Siempre había pensado que si alguna vez me separaba de Ventura sólo me llevaría el cuadro de las espigas. Es lo único que tenía cuando me casé y lo único que quisiera llevarme cuando me descase. Mi corazón siempre ha bailado con las espigas de este cuadro que adquirí al ganar mi primer sueldo. En realidad no es un cuadro sino una copia de otra copia, pero en sus colores están contenidos todos los vaivenes emocionales que he sufrido en los veinte años de mi última existencia, el entusiasmo, los nervios, el amor innecesario, la ternura y, al fin, esa desazón que se ha apoderado de mí y que me hace sentir como si tuviera el cuerpo burbujeando en alka-seltzer. Mis espacios vitales dejan poco a poco de pertenecerme. Sólo me quedan pequeñas reliquias, souvenirs de un pasado que deseo echar fuera para contemplarlo con distanciamiento. El mar de espigas se abre ante mis ojos como el futuro, limpio, dorado, inmenso como un abrazo. En la línea del horizonte me espera Leo y yo camino hacia él mecida por las espigas. Juntos hemos urdido la escapada y nada podrá retenerme.
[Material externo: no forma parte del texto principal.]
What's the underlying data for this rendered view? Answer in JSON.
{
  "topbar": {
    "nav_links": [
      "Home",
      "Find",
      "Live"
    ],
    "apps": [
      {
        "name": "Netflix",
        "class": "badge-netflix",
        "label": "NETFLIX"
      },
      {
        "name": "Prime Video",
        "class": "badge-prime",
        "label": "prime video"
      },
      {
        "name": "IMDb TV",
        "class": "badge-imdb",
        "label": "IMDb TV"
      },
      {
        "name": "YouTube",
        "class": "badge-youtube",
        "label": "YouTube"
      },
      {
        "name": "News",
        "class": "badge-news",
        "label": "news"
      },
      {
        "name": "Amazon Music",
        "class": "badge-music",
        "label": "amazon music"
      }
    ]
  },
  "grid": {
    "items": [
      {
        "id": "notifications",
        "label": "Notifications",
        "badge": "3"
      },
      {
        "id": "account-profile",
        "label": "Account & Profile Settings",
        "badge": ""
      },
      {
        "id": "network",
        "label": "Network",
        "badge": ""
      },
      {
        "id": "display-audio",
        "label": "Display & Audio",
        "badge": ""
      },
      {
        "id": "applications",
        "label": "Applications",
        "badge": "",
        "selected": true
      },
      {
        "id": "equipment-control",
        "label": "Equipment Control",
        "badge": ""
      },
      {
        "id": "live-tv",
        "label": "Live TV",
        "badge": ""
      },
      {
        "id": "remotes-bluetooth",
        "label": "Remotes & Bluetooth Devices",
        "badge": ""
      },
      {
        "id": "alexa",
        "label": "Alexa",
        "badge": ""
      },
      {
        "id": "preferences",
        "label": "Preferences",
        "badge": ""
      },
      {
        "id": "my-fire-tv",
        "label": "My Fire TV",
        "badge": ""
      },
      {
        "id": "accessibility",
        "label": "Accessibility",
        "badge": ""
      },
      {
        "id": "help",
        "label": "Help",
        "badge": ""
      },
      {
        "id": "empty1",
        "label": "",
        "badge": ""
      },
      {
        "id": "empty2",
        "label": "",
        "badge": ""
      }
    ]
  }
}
Repitiendo una vieja escena, volveré a marcharme en silencio. Marius cumple pronto la mayoría de edad y Ventura no lamentará mi ausencia; hará como Loreto: suspirará aliviado al saberse con todo el cuarto para él solo; tal vez ni siquiera me dedique un pensamiento en la noche, cuando levante la mirada hacia esas cejas de escayola que coronan el techo y recuerde una de nuestras primeras discusiones matrimoniales, él defendiendo las paredes sobrias y yo, más barroca, imponiendo el remate de escayola porque así me lo dictaba mi capricho.